Enduring a second straight sweltering day, Centre County fell a few degrees short of a record Thursday during a heat spell that set historic marks along the Eastern Seaboard.
Locally, the high temperature hit 90, short of the record 94 reached in 1953. But throughout the Northeast, the weather broke multiple records from Vermont to Delaware.
According to the National Weather Service, Thursday’s heat broke eight temperature records across the country and tied three others, one day after 66 weather stations around the nation broke or tied records.

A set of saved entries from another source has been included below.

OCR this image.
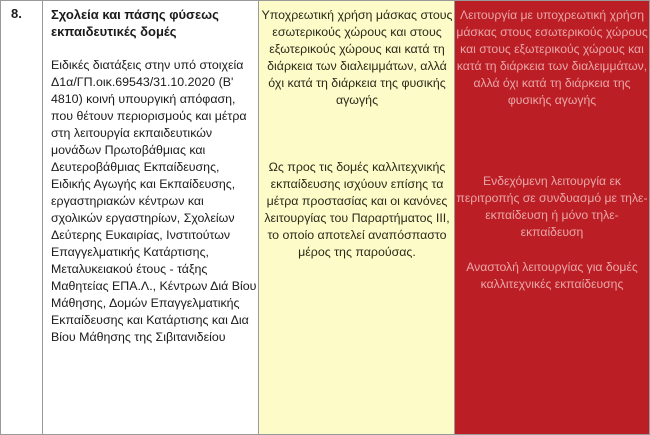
8. Σχολεία και πάσης φύσεως εκπαιδευτικές δομές
Ειδικές διατάξεις στην υπό στοιχεία Δ1α/ΓΠ.οικ.69543/31.10.2020 (Β' 4810) κοινή υπουργική απόφαση, που θέτουν περιορισμούς και μέτρα στη λειτουργία εκπαιδευτικών μονάδων Πρωτοβάθμιας και Δευτεροβάθμιας Εκπαίδευσης, Ειδικής Αγωγής και Εκπαίδευσης, εργαστηριακών κέντρων και σχολικών εργαστηρίων, Σχολείων Δεύτερης Ευκαιρίας, Ινστιτούτων Επαγγελματικής Κατάρτισης, Μεταλυκειακού έτους - τάξης Μαθητείας ΕΠΑ.Λ., Κέντρων Διά Βίου Μάθησης, Δομών Επαγγελματικής Εκπαίδευσης και Κατάρτισης και Δια Βίου Μάθησης της Σιβιτανιδείου
Υποχρεωτική χρήση μάσκας στους εσωτερικούς χώρους και στους εξωτερικούς χώρους και κατά τη διάρκεια των διαλειμμάτων, αλλά όχι κατά τη διάρκεια της φυσικής αγωγής
Ως προς τις δομές καλλιτεχνικής εκπαίδευσης ισχύουν επίσης τα μέτρα προστασίας και οι κανόνες λειτουργίας του Παραρτήματος ΙΙΙ, το οποίο αποτελεί αναπόσπαστο μέρος της παρούσας.
Λειτουργία με υποχρεωτική χρήση μάσκας στους εσωτερικούς χώρους και στους εξωτερικούς χώρους και κατά τη διάρκεια των διαλειμμάτων, αλλά όχι κατά τη διάρκεια της φυσικής αγωγής
Ενδεχόμενη λειτουργία εκ περιτροπής σε συνδυασμό με τηλε-εκπαίδευση ή μόνο τηλε-εκπαίδευση
Αναστολή λειτουργίας για δομές καλλιτεχνικές εκπαίδευσης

In Vermont, temperatures soared to 97 degrees in Burlington and 77 degrees atop Mount Mansfield, the state’s highest point at more than 4,300 feet. Meanwhile, temperatures in Georgetown, Del., and John F. Kennedy Airport in New York reached a record-breaking 97 degrees.
Boston’s Logan Airport reached 96 degrees just after 3 p.m., breaking a record set more than 60 years ago.

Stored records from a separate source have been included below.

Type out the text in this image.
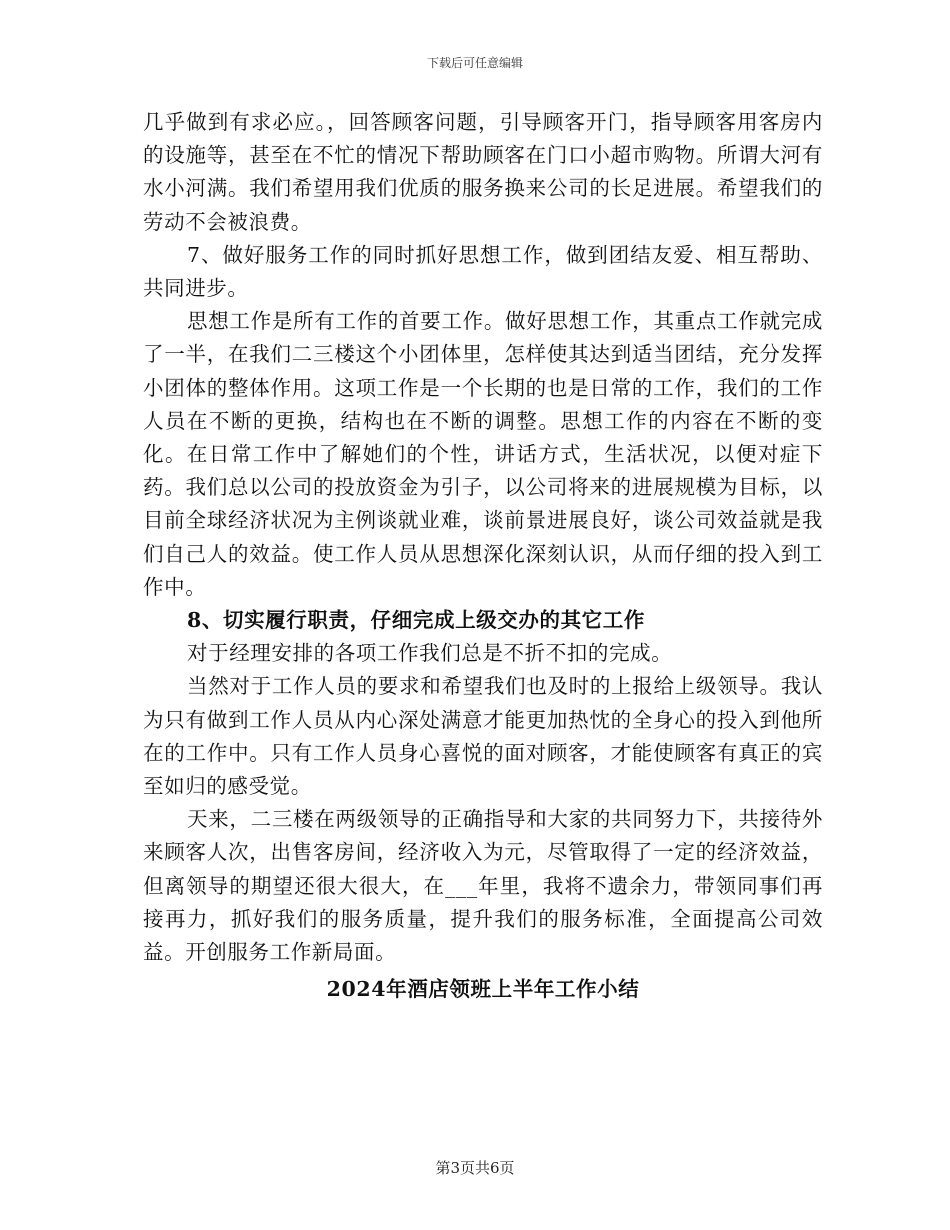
下载后可任意编辑

几乎做到有求必应。，回答顾客问题，引导顾客开门，指导顾客用客房内的设施等，甚至在不忙的情况下帮助顾客在门口小超市购物。所谓大河有水小河满。我们希望用我们优质的服务换来公司的长足进展。希望我们的劳动不会被浪费。

7、做好服务工作的同时抓好思想工作，做到团结友爱、相互帮助、共同进步。

思想工作是所有工作的首要工作。做好思想工作，其重点工作就完成了一半，在我们二三楼这个小团体里，怎样使其达到适当团结，充分发挥小团体的整体作用。这项工作是一个长期的也是日常的工作，我们的工作人员在不断的更换，结构也在不断的调整。思想工作的内容在不断的变化。在日常工作中了解她们的个性，讲话方式，生活状况，以便对症下药。我们总以公司的投放资金为引子，以公司将来的进展规模为目标，以目前全球经济状况为主例谈就业难，谈前景进展良好，谈公司效益就是我们自己人的效益。使工作人员从思想深化深刻认识，从而仔细的投入到工作中。

8、切实履行职责，仔细完成上级交办的其它工作

对于经理安排的各项工作我们总是不折不扣的完成。

当然对于工作人员的要求和希望我们也及时的上报给上级领导。我认为只有做到工作人员从内心深处满意才能更加热忱的全身心的投入到他所在的工作中。只有工作人员身心喜悦的面对顾客，才能使顾客有真正的宾至如归的感受觉。

天来，二三楼在两级领导的正确指导和大家的共同努力下，共接待外来顾客人次，出售客房间，经济收入为元，尽管取得了一定的经济效益，但离领导的期望还很大很大，在___年里，我将不遗余力，带领同事们再接再力，抓好我们的服务质量，提升我们的服务标准，全面提高公司效益。开创服务工作新局面。

2024年酒店领班上半年工作小结

第3页共6页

LaGuardia Airport in New York, Bradley Airport in Hartford, Conn., and Reagan National Airport in Washington D.C., tied records.
Temperatures across Pennsylvania soared into the mid-to upper 90s, with the National Weather Service issuing heat advisories for many cities. The extreme heat caused a section of U.S. Route 422 near the Philadelphia suburb of Valley Forge to buckle in midafternoon, disrupting traffic.
At 5 p.m., Philadelphia was at 97, while Allentown was at 94 and Reading at 95.